Tuning shape, exchange and surface anisotropy of core/shell NPs

Nanoscale Magnetism Control via Surface and Exchange Anisotropy for Optimized Ferrimagnetic Hysteresis.
Seung-hyun Noh, Wonjun Na, Jung-tak Jang, Jae-Hyun Lee, Eun Jung Lee, Seung Ho Moon,
Yongjun Lim, Jeon-Soo Shin, and Jinwoo Cheon
Nano Letters 12, 3716 (2012)

Morphological and structural evolution of magnetic nanoparticle and correlated tunability of nanomagnetism. (a) Magnetic NPs with various structural motifs exhibiting differences in size, surface anisotropy, and exchange anisotropy. (b) Magnetism tuning by the systematicchanges of magnetic nanoparticles. Graphs i−iv correspond to the nanoparticles shown in part a where modulation of structural motifs is needed to control parameters such as K, Hc, Ms, or Mr.

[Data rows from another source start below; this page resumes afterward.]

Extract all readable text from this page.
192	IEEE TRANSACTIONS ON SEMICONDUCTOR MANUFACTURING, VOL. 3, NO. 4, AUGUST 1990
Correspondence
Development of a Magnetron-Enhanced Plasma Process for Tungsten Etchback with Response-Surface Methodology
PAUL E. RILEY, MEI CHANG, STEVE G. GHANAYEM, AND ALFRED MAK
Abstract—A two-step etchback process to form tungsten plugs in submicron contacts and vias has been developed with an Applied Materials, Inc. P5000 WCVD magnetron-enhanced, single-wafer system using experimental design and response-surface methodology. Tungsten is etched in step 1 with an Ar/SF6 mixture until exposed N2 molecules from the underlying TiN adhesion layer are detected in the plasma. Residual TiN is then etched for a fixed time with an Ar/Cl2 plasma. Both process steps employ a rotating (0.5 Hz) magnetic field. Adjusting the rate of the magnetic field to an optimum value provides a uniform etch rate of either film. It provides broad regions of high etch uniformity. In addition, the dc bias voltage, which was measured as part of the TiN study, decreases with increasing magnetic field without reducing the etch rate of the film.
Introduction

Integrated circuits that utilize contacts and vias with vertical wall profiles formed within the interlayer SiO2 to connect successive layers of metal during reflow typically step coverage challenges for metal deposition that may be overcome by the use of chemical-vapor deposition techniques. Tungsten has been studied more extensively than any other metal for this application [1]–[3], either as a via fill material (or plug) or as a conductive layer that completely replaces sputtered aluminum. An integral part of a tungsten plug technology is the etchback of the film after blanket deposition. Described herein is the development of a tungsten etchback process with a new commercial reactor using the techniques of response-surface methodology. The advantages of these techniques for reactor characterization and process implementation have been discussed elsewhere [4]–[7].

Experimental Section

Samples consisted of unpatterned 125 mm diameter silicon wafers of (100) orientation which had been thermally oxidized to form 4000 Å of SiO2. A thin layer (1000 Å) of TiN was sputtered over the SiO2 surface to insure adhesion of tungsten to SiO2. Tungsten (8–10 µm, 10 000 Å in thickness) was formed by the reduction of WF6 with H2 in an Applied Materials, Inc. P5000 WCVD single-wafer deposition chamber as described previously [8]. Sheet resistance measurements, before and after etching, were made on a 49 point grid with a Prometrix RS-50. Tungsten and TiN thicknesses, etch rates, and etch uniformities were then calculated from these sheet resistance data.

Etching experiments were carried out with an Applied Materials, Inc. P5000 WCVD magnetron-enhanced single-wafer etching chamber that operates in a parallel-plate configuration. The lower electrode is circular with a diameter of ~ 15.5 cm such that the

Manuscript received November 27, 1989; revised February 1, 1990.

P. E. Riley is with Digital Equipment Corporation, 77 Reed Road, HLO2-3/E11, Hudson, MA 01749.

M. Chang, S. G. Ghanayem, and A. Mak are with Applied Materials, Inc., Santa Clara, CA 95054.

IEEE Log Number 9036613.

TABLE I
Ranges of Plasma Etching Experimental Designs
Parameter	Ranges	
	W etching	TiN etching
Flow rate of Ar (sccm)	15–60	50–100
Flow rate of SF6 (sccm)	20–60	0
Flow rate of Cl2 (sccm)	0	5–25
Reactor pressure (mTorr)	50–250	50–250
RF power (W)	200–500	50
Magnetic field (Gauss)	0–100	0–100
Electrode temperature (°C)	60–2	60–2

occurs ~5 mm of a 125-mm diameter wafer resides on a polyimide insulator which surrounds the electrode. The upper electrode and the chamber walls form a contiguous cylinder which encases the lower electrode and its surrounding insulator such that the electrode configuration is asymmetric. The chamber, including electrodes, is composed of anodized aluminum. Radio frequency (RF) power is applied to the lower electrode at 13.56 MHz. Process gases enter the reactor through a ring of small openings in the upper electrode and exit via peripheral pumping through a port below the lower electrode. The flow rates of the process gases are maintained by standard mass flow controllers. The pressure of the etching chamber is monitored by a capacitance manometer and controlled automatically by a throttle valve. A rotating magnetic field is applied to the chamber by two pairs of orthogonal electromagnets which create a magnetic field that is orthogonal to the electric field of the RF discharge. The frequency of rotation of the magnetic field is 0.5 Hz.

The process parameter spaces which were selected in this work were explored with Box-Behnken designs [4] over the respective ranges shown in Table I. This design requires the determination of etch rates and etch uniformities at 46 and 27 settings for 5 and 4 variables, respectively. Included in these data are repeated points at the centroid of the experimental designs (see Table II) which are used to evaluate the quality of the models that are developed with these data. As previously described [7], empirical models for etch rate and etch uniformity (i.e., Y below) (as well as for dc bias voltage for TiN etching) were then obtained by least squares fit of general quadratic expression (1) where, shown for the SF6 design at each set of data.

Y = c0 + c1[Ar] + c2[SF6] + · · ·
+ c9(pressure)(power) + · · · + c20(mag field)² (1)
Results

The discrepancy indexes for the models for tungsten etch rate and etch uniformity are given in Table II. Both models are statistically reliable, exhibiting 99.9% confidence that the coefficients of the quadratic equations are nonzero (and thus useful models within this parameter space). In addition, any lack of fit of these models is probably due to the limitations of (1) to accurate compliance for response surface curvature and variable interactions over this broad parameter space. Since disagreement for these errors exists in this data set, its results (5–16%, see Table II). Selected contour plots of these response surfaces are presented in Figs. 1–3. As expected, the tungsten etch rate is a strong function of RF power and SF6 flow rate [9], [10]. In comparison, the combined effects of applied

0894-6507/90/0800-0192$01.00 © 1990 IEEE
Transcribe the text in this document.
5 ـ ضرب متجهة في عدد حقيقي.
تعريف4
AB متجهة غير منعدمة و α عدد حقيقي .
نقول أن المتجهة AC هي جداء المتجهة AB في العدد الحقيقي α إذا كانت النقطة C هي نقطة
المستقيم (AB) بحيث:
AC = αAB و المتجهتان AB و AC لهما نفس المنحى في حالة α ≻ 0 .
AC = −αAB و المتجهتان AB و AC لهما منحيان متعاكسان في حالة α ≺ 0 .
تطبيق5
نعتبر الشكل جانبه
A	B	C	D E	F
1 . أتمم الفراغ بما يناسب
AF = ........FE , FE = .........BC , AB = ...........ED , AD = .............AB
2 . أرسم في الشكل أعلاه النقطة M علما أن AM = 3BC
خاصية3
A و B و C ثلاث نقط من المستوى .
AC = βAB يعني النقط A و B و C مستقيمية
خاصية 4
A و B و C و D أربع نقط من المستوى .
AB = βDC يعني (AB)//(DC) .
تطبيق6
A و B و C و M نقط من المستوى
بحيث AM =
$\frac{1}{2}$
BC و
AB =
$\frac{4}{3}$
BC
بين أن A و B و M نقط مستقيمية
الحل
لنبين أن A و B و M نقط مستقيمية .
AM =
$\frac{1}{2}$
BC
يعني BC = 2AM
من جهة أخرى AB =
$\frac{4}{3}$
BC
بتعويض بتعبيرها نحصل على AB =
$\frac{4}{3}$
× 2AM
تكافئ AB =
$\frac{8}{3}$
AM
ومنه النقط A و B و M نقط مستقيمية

Images and magnetization behaviors of cube and sphere nanoparticles. (a) TEM images of cube (18 nm (σ ≈ 5%) in edge length) and (b) sphere nanoparticle (22 nm (σ ≈ 7%) in diameter). Nanoparticles have identical composition (Zn_0.4Fe_2.6O₄) and magnetic volume (5.8 × 10^–24 m³). (c) High resolution TEM image of cube exhibiting well-defined lattice fringes of {100} faces. (d) M-H curves of cube and sphere measured at 300 K using SQUID. M_s of cube is 165 emu/g_(Fe+Zn), and that of sphere is 145 emu/g_(Fe+Zn). Simulated magnetic spin states of (e) cube and (f) sphere by using OOMMF program. The color map indicates the degree of spin canting against external magnetic field (B₀) where red indicates nondeviated spins and blue indicates highly canted spins. Local spin states on the surfaces of nanoparticles are depicted on the right corners of parts e and f. Cube exhibits lower spin disorder rate of 4% than sphere of 8%.